One Question to Ask Yourself Right Now
Aro: If someone feels stuck or uninspired right now, what’s one first question they could ask themselves?
Clare: By the end of the decade… what do you want to have achieved? Don’t think about just this year. Think bigger. On New Year’s Day 2030, what do you want to be able to say you did? That one shift, from short-term to decade thinking, changes everything about how you set goals and make decisions today.
What Clare Hopes Leaders Take Away from the Book
Aro: Looking ahead, what do you hope leaders take away from The Where and The Why long after they finish reading it?
Clare: The book is in two parts.

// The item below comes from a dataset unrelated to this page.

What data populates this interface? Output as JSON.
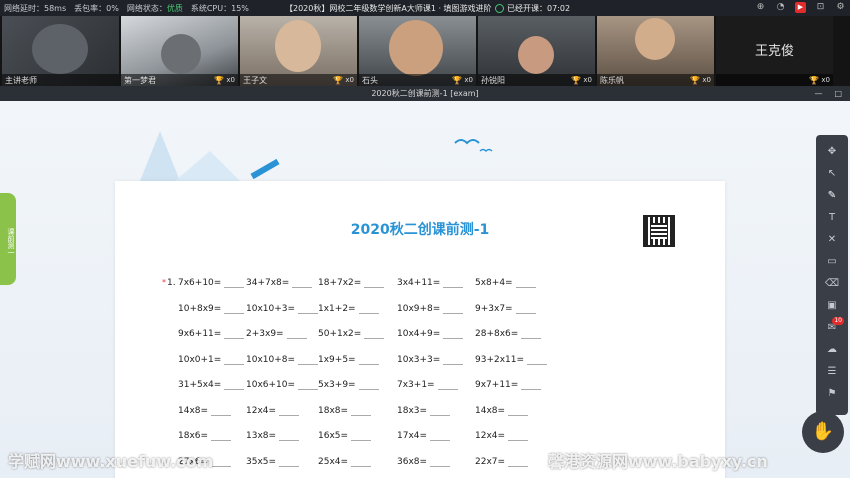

The first half explains the frameworks – E.T.H.O.S., S.T.A.R.S., the types of Moonshots, the types of Purpose statements. The second half is how to actually do it yourself. I’ve included a lot of downloadable tools so people can run the process with their own team. And I recommend in the book that once you’ve developed your Where and Why, you have a launch party – celebrate it, make it real. I’d genuinely love to see photos and hear people’s own stories.
About Clare Treston
Clare Treston is a Brisbane-based Moonshot Strategist and author of The Where and The Why: Craft a Clear Moonshot and Purpose to Make Your Team Happy and Successful. She has facilitated strategic planning workshops with hundreds of organisations across every industry in Australia, from AI startups to boat builders, muesli makers to manufacturers. Her book is endorsed by professors from Wharton and London Business School.